Dresden (idea) – Die beiden im Jemen nach elfmonatiger Geiselhaft freigekommenen Mädchen Lydia (5) und Anna Hentschel (3) sind offenbar früh von ihren Eltern getrennt und von einem jemenitischen Stamm aufgenommen worden.
 

Man habe sie Fatima und Sarah genannt und sie gut behandelt. Bei der Übergabe an eine saudi-arabische Spezialeinheit am 17. Mai hatten die Mädchen Festkleider an. Sie sprechen untereinander Arabisch. Das geht aus Berichten des Nachrichtenmagazins „Der Spiegel“ hervor. Am 19. Mai waren die Mädchen mit einer deutschen Luftwaffenmaschine nach Dresden gebracht worden. Sie halten sich jetzt an einem geheimen Ort in der Lausitz auf. Dort kümmern sich Angehörige der Großfamilie um die Kinder. Weiter unklar ist das Schicksal der 37 Jahre alten Eltern Johannes und Sabine Hentschel und des Bruders Simon (1). Berichte, dass der Junge tot sei, wurden bislang nicht bestätigt. Zum Hintergrund: Im Juni 2009 waren der Ingenieur Hentschel und seine Frau mit ihren drei Kindern in der nordjemenitischen Provinz Saada entführt worden; mit ihnen wurden ein britischer Ingenieur, zwei deutsche Pflegehelferinnen und eine südkoreanische Lehrerin verschleppt. Die Christen waren als Entwicklungshelfer an einem staatlichen Krankenhaus tätig. Die beiden Helferinnen und die Südkoreanerin wurden am 12. Juni tot aufgefunden.

Augenzeugen nicht bedrängen

Die beiden heimgekehrten Mädchen sind die einzigen Augenzeugen, die mitteilen können, was mit der Familie geschehen ist.
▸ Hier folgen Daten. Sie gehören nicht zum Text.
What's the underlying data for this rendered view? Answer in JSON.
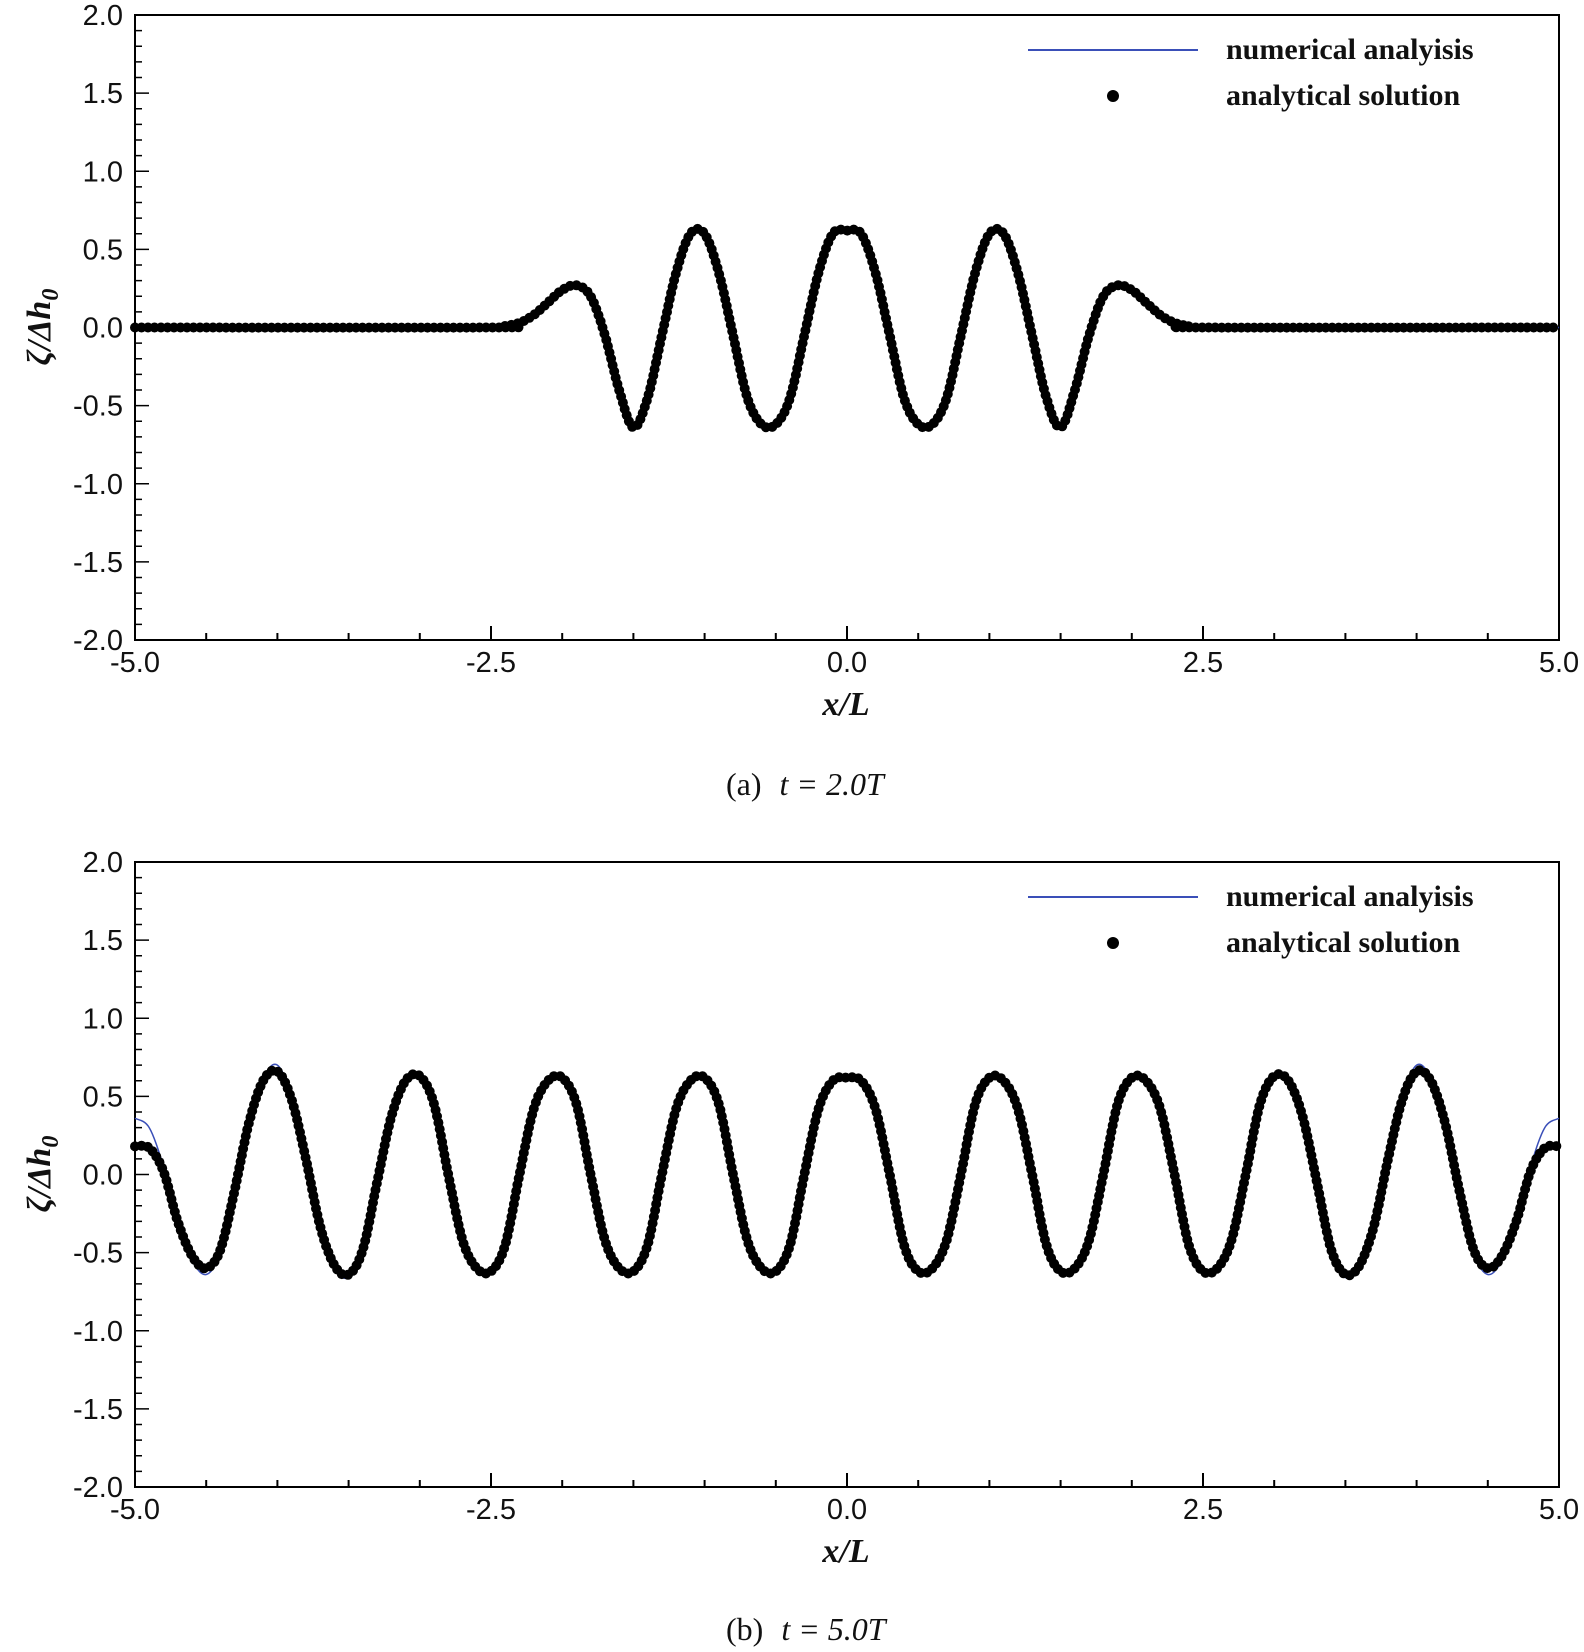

Man werde die Kinder aber nicht bedrängen, sagte der Schwager von Familienvater Johannes Hentschel und Onkel der Kinder, Pastor Reinhard Pötschke (Radebeul), gegenüber idea. Dankbar zeigte er sich über das große Maß an Solidarität und Gebetsunterstützung aus der Bevölkerung. Täglich gingen zahlreiche Zuschriften ein, die Hilfe anböten.